G.  Rebate Option for AIDS Drug Assistance Programs[xii]

  • HRSA proposes that AIDS Drug Assistance Programs seeking access to 340B prices  either purchase directly (i.e., at the 340B ceiling price) or, in order to receive a rebate after the purchase, make an election at the time of registration and inform HRSA that the it intends to pursue a rebate mechanism.
  • In addition, AIDS Drug Assistance programs choosing the rebate or hybrid option are expected to make a “qualified payment” and submit claims-level data to the manufacturer to support that payment. A “qualified payment” for a covered outpatient drug includes (i) a direct purchase at a price greater than the 340B ceiling price or (ii) a payment of the health insurance premiums that cover the covered outpatient drug purchases at issue and payment of a copayment, coinsurance, or deductible for the covered outpatient drug.
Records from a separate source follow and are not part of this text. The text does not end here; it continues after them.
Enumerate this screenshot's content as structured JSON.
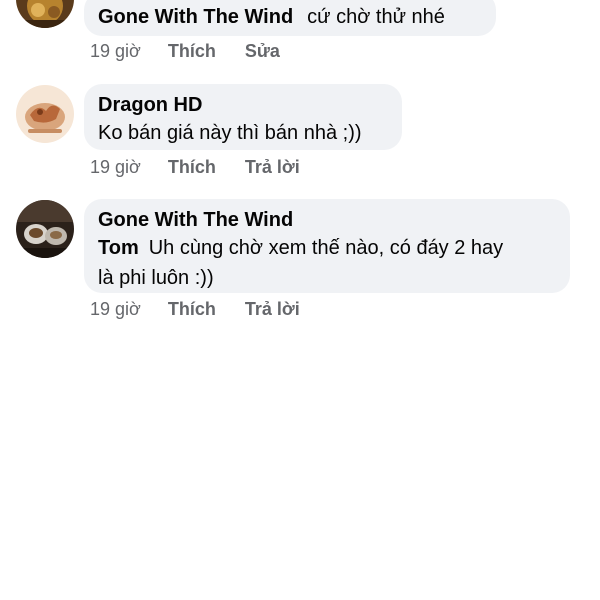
{
  "comments": [
    {
      "author": "Gone With The Wind",
      "text": "cứ chờ thử nhé",
      "time": "19 giờ",
      "like_label": "Thích",
      "secondary_action": "Sửa"
    },
    {
      "author": "Dragon HD",
      "text": "Ko bán giá này thì bán nhà ;))",
      "time": "19 giờ",
      "like_label": "Thích",
      "secondary_action": "Trả lời"
    },
    {
      "author": "Gone With The Wind",
      "mention": "Tom",
      "text_line1": "Uh cùng chờ xem thế nào, có đáy 2 hay",
      "text_line2": "là phi luôn :))",
      "time": "19 giờ",
      "like_label": "Thích",
      "secondary_action": "Trả lời"
    }
  ],
  "colors": {
    "bubble_bg": "#f0f2f5",
    "meta_text": "#65676b",
    "primary_text": "#050505"
  }
}
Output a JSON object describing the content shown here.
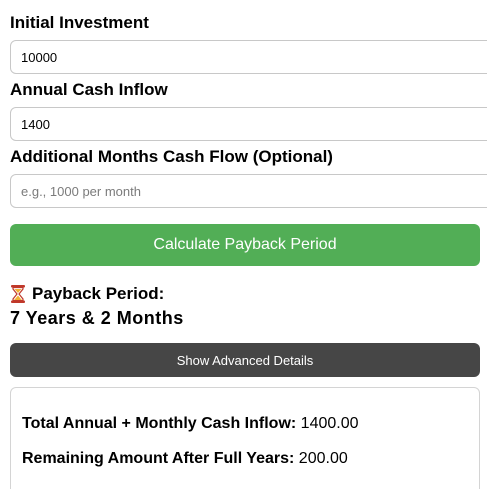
{
  "form": {
    "initial_investment": {
      "label": "Initial Investment",
      "value": "10000",
      "placeholder": ""
    },
    "annual_cash_inflow": {
      "label": "Annual Cash Inflow",
      "value": "1400",
      "placeholder": ""
    },
    "additional_months": {
      "label": "Additional Months Cash Flow (Optional)",
      "value": "",
      "placeholder": "e.g., 1000 per month"
    },
    "calculate_label": "Calculate Payback Period"
  },
  "result": {
    "icon": "hourglass-icon",
    "title": "Payback Period:",
    "value": "7 Years & 2 Months"
  },
  "advanced": {
    "button_label": "Show Advanced Details",
    "total_inflow_label": "Total Annual + Monthly Cash Inflow:",
    "total_inflow_value": "1400.00",
    "remaining_label": "Remaining Amount After Full Years:",
    "remaining_value": "200.00"
  },
  "colors": {
    "calculate_button": "#52ae56",
    "advanced_button": "#464646",
    "hourglass_frame": "#c0392b",
    "hourglass_sand": "#f2b134"
  }
}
H.  Program Integrity[xiii]

  • Expanded program integrity provisions clarify HRSA audits of covered entities (including their child sites and contract pharmacies) and manufacturers and their contractors (such as wholesalers). All HRSA audits require the auditee’s provision of auditable records, HRSA’s initiation of notice and hearing procedures prior to making a final determination regarding compliance, and the opportunity to submit a corrective action plan to HRSA to address noncompliance.
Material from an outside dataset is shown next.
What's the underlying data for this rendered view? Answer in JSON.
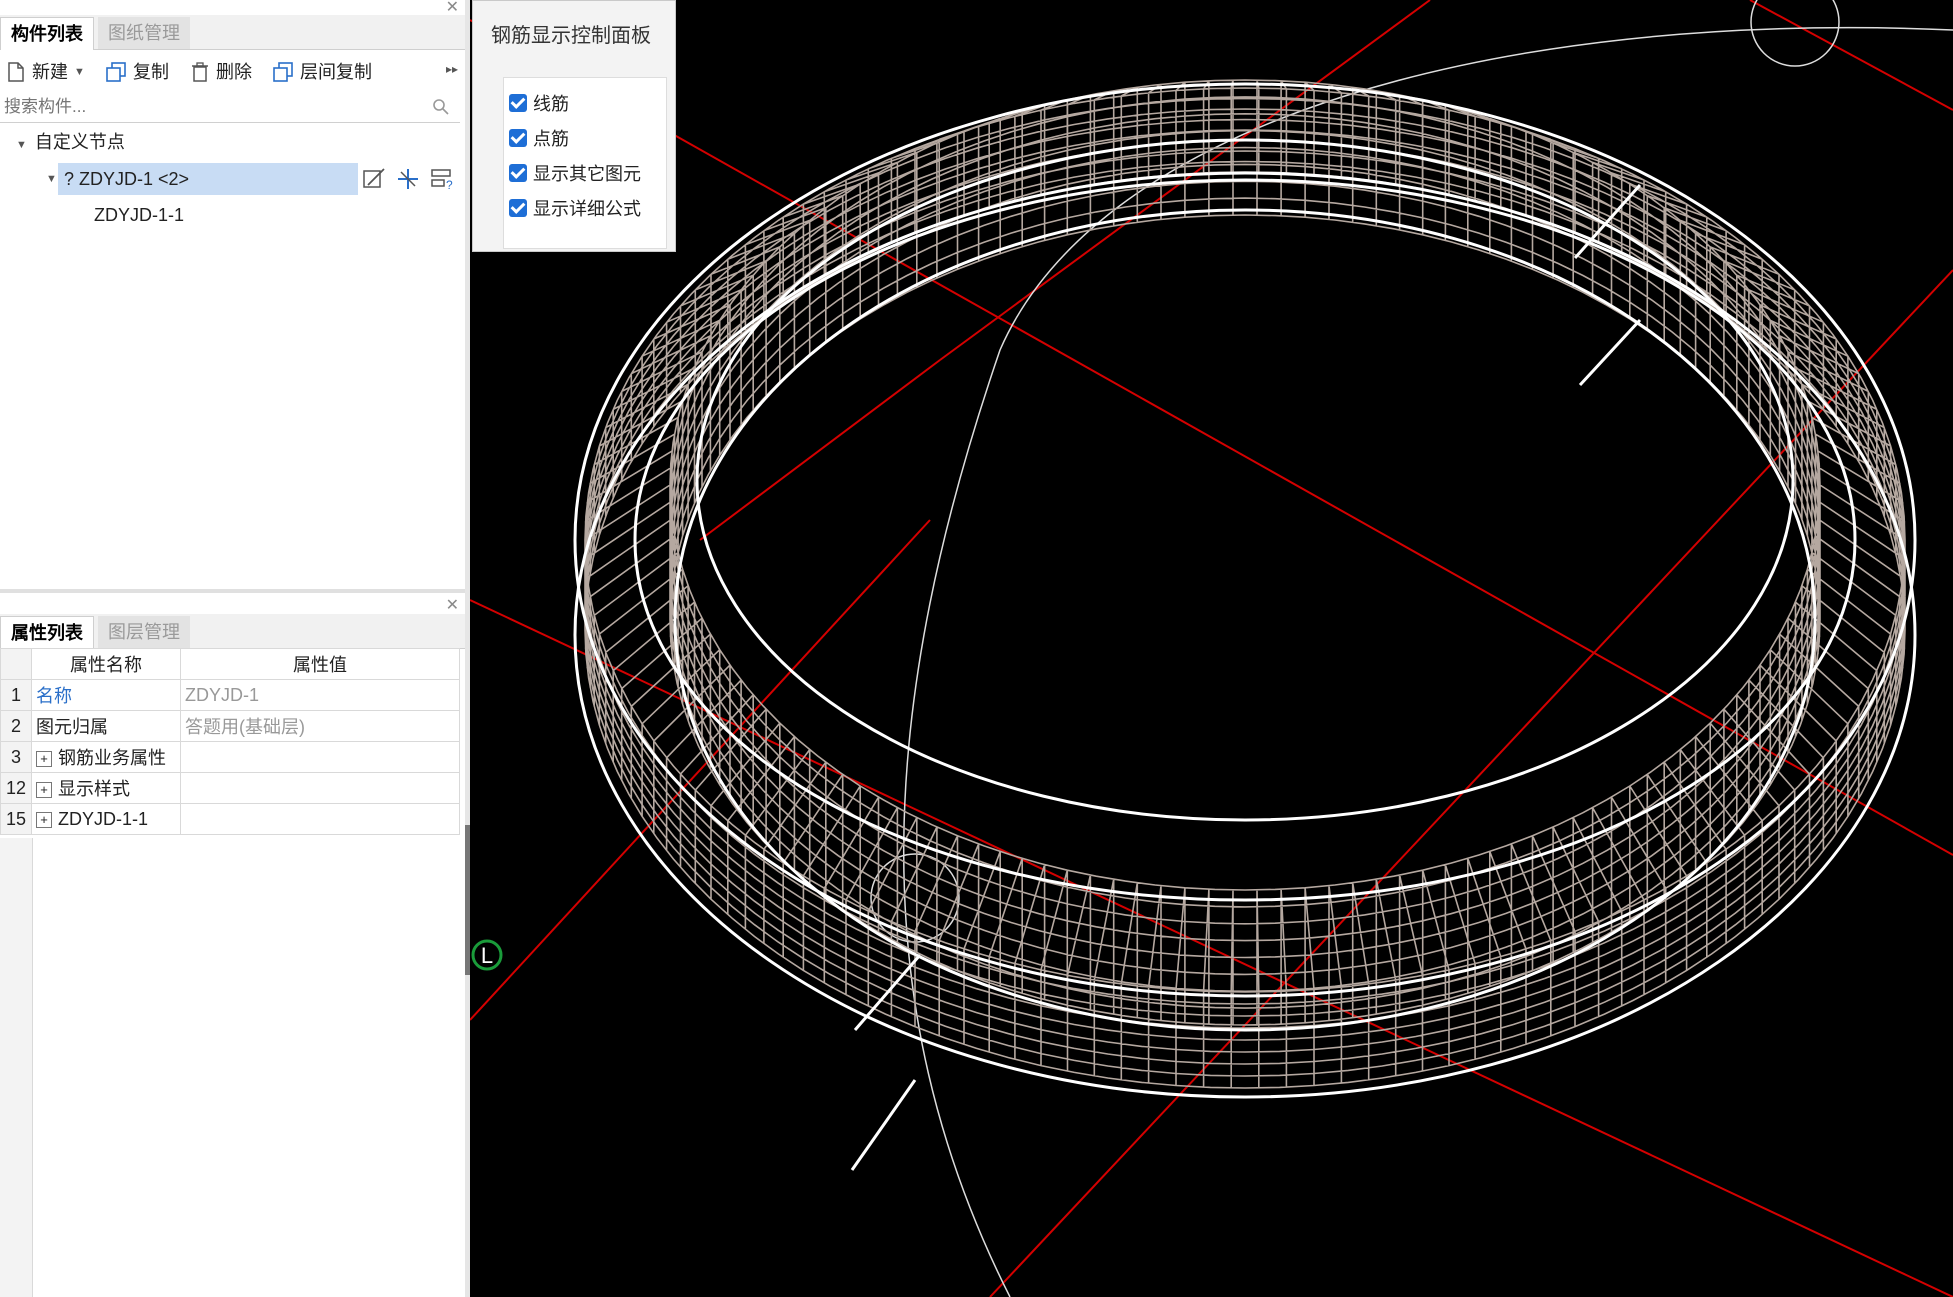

In addition to the areas highlighted above, the proposed guidance contains additional clarifications regarding fundamental 340B Program issues, such as covered entity eligibility and registration, annual recertification, the GPO prohibition, and duplicate discounts.

_____

[i] Omnibus Guidance, Section II.A, p.8.

[ii] Id. at Section III.B, p.72.

[iii] Id. at Section III.C(a). p. 72.

[iv] Id. at Section III.C(a)(1)-(6), p. 72-3.
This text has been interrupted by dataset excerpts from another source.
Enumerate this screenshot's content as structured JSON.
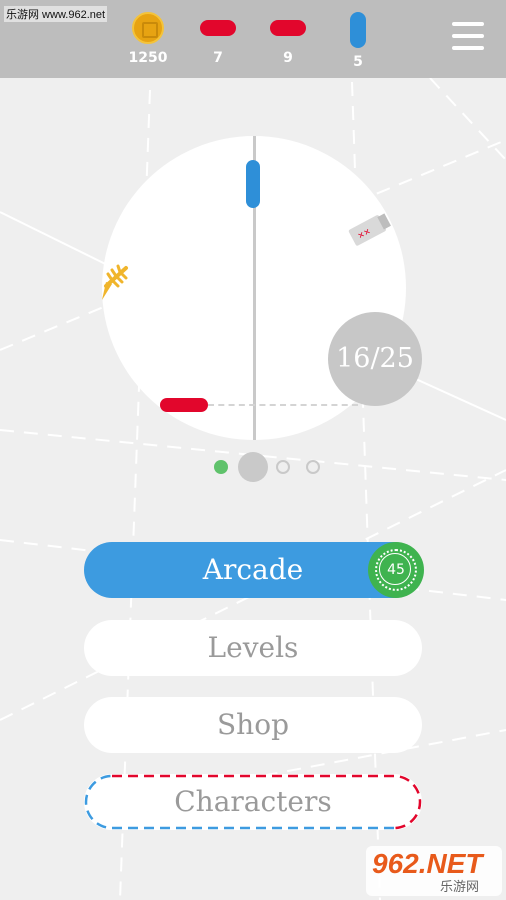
{
  "watermark": {
    "top_text": "乐游网 www.962.net",
    "brand": "962.NET",
    "brand_sub": "乐游网"
  },
  "stats": {
    "coins": "1250",
    "red_item_a": "7",
    "red_item_b": "9",
    "blue_item": "5"
  },
  "game": {
    "progress": "16/25",
    "page_dots_count": 4,
    "page_dots_active_index": 1
  },
  "menu": {
    "arcade": "Arcade",
    "arcade_badge": "45",
    "levels": "Levels",
    "shop": "Shop",
    "characters": "Characters"
  },
  "colors": {
    "accent_blue": "#3d9be0",
    "paddle_red": "#e2062c",
    "badge_green": "#3fb34f",
    "coin_gold": "#e7a312"
  },
  "icons": [
    "coin-icon",
    "red-paddle-icon",
    "blue-paddle-icon",
    "menu-icon",
    "fish-bone-icon",
    "milk-carton-icon"
  ]
}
[v] Id. at Section II.C.(a)(1)-(6), p. 24-8.

[vi] Id.at Section II.C Drug inventory/replenishment models, p. 29.

[vii] Id. at Section III.D Prohibition of duplicate discounts (a)(2) and (c), p.74-5; Section III.E at (b)(2), p.78-9.

[viii] Id. at Section II.D Contract pharmacy, p. 35,

[ix] Id. at Section III.D Maintenance of auditable records, p. 76-7.

[x] Id. at Section III.E(b)(3), p. 79.

[xi] Id. at Section III.F Obligation to offer 340B prices to covered entities at (c), p. 81; Procedures for issuance of refunds and credits, p.82; and Manufacturer recertification, p. 82.

[xii] Id. at Section III.G(a)-(c), p. 83.

[xiii] Id. at Section III.H HHS audit of a manufacturer and its contractors (a)-(b), p. 88-9.